Indeed, Iraq’s Shi’a Arabs were never ‘less Arabist’ than their Sunni folks, and neither the Christians nor the Jews, Yezidis and other minorities were less proud of being ‘Iraqi’ than the Muslims. Even Kurds and Turkmen came together and co-existed with the other constituents, producing many leading statesmen, senior officers, intellectuals and poets. Arabic names were widely used then with no association with fear or need for flattery.
In Lebanon, also, despite the fact the majority among the ‘Labanonists’ was Christian, and the majority within the ‘pan-Syrianists and ‘pan-Arabists’ was Muslim, these two majorities were not large as many leading ‘pan-Syrianists’ and ‘pan-Arabists’ were Christian, and many Muslim leaders were more ‘Lebanonists’ than their Christian compatriots.
The Palestine ‘nakbah’ (i.e. disaster) which shocked the Arab world and damaged the credibility of Arab political elites left the stage waiting for a “hero”. Soon enough the “hero” emerged from army barracks. The Arab military took over and became involved in ‘the Cold War’ politics and the game of ‘power for power’s sake’. The military that originally took over power under the banner of ‘filling the vacuum’ and ‘liberating Palestine’ became drawn to the international rivalry between the ‘socialist’ east and the ‘capitalist’ west, and failed to deal with party politics.
Contrary to the 1948 ‘nakbah’, the 1967 ‘naksah’ (i.e. defeat) uncovered to the Arabs that the real solution may not be through the military after all. Then, the ‘Camp David Accords’ between Israel and Egypt managed to divide the Arabs, thus, weakening the ‘Arabist’ choice which was further weakened by Saddam Hussein’s occupation of Kuwait. Later on, the fall of the USSR ushered in the Arab world the collapse of the ‘Leftist’ alternative that included among others the slogans of the ‘war of popular liberation’. Even the Palestinian resistance movement fell victim to its involvement in inter-Arab rivalries and animosities and lost a lot of credibility.

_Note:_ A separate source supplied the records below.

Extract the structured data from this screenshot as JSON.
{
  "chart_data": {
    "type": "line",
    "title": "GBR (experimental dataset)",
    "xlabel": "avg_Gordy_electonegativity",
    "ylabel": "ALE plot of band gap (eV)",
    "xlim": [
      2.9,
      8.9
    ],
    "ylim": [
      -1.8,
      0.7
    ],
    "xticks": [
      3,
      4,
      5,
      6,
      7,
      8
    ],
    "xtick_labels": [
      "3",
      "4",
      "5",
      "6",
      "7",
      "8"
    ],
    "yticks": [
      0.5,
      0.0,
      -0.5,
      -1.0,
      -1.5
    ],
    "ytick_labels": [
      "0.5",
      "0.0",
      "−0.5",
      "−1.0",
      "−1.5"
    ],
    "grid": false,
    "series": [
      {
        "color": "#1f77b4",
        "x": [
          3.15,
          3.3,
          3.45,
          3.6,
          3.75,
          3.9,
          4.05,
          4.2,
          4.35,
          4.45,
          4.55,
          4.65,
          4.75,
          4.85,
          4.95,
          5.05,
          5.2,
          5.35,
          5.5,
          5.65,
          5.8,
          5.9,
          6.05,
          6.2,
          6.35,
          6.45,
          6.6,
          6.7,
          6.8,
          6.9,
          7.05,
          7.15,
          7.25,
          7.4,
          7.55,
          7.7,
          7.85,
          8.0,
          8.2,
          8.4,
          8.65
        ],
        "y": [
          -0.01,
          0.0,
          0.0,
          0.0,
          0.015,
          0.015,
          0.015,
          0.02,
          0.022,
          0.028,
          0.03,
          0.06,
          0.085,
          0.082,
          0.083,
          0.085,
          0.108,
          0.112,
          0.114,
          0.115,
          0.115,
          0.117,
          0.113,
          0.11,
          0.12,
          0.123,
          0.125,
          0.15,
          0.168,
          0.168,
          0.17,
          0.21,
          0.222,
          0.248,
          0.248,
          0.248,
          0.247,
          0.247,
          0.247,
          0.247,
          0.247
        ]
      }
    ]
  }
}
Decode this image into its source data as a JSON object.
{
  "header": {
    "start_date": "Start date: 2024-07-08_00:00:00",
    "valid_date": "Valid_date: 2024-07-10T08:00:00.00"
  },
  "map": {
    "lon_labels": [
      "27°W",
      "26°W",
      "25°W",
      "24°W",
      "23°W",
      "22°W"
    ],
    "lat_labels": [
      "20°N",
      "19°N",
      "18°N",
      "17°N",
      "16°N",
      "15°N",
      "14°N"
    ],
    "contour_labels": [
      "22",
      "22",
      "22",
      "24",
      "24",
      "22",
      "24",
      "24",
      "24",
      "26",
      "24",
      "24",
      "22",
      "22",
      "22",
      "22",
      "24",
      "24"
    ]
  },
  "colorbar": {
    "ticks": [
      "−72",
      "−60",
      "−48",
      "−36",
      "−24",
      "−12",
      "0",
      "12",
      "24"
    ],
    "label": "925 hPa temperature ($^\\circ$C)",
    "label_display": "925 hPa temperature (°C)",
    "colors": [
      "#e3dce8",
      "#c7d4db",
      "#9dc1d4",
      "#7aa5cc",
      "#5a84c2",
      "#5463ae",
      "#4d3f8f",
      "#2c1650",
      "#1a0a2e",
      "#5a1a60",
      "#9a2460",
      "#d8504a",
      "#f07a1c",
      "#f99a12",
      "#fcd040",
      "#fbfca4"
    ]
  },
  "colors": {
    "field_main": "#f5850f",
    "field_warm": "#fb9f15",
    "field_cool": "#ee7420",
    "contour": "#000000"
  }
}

Four decades of accumulating mistakes, stagnation and tendency for ‘inherited’ succession, combined to bring about the popular uprisings now known as the ‘Arab Spring’. These uprisings showed the disparity in the presence of the ‘deep state’, or rather ‘entrenched state’, in various Arab countries; and if Tunisia and Egypt managed their way through the ‘Arab Spring’ with a minimum of losses, the tragedies of Syria, Yemen and Libya proved beyond doubt their fragile structure and citizenship.

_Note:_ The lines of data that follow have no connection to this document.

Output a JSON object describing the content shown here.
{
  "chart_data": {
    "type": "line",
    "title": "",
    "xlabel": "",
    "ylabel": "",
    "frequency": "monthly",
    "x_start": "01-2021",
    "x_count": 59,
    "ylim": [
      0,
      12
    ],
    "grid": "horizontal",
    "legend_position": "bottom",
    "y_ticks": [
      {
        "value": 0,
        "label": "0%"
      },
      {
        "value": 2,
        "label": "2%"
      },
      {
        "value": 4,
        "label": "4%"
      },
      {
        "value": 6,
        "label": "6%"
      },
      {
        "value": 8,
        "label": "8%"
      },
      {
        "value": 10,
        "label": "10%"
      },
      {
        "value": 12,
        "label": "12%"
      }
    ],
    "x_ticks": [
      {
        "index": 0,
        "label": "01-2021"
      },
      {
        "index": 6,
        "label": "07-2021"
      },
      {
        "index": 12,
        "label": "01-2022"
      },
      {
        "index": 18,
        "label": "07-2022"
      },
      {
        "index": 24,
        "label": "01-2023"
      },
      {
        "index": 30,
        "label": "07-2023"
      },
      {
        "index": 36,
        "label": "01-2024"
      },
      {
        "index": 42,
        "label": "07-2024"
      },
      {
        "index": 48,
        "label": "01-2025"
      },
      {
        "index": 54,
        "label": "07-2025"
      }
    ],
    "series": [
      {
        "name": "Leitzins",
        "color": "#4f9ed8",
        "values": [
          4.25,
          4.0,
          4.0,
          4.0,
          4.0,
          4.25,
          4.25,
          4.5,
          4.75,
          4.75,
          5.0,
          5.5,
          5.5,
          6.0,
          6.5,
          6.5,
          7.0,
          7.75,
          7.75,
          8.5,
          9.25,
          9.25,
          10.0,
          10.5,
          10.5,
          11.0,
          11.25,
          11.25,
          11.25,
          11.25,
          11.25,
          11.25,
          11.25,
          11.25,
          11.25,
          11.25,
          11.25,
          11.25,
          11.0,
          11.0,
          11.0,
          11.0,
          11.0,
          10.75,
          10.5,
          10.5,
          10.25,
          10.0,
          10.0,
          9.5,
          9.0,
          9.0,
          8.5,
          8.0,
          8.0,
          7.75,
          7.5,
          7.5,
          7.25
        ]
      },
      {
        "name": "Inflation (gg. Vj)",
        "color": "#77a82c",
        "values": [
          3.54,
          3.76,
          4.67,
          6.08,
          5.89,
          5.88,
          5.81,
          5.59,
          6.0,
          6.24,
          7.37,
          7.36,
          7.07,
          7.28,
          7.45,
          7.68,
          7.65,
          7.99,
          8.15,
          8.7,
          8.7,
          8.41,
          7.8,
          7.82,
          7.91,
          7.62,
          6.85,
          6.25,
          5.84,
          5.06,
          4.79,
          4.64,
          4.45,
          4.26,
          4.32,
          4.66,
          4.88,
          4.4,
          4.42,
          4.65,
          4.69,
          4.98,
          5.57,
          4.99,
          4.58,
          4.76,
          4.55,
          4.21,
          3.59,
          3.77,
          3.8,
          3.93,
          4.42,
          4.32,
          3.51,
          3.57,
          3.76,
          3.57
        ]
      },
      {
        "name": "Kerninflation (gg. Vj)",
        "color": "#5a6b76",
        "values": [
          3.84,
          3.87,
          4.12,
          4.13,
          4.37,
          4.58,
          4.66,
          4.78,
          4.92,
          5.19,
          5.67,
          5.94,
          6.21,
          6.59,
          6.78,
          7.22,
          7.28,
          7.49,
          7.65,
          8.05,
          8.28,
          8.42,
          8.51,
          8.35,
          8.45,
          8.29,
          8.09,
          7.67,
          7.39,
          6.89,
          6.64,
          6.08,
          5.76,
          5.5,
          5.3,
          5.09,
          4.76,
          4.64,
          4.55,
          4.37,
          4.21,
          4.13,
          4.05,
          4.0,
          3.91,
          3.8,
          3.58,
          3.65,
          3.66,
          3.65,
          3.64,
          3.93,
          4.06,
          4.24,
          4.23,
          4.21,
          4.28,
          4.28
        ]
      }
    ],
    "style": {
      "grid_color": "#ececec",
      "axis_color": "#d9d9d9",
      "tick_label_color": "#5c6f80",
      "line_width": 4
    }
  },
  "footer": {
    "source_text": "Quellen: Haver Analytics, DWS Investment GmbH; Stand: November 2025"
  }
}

Iraq and Lebanon, while not experiencing the ‘Arab Spring’, have also been seen as fragile and devoid of proper citizenship against the background of the Syrian crisis made worse by Iran’s drive for sectarian and territorial hegemony; a drive that has been fueling Sunni-Sh’i tension throughout the region since 1979.

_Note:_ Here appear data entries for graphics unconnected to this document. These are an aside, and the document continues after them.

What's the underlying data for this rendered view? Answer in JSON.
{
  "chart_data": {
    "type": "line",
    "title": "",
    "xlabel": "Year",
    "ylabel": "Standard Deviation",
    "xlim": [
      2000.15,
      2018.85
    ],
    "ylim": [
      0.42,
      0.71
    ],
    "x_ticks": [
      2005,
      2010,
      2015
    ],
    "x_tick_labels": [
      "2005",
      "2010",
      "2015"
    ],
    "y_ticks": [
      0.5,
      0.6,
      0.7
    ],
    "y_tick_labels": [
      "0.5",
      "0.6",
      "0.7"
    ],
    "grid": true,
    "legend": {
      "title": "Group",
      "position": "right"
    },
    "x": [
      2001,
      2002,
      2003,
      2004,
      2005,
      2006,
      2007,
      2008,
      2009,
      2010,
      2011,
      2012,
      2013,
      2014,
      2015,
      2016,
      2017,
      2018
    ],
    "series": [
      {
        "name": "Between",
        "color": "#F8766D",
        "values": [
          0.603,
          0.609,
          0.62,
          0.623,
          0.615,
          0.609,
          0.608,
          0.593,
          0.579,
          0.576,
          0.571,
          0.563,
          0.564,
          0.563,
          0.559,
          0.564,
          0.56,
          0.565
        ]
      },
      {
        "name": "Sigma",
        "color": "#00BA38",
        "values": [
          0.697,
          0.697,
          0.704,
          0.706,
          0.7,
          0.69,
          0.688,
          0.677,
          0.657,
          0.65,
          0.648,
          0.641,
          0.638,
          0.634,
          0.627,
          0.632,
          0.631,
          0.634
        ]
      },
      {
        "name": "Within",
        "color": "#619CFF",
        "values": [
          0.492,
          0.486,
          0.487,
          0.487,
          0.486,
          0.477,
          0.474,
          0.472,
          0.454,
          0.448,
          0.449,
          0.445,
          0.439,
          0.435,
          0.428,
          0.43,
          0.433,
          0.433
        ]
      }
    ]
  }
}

The present and lengthy political crisis in both Iraq and Lebanon is the clearest indication of the mirage of sovereignty and the bluff of national unity. To turn this sad reality into a full blown tragedy, it only needed Russia’s return to its imperialist dreams, and Barack Obama’s American volte-face against its Middle Eastern ‘friends’, caring less about the fate of the region’s people, strategic balance, and old alliances.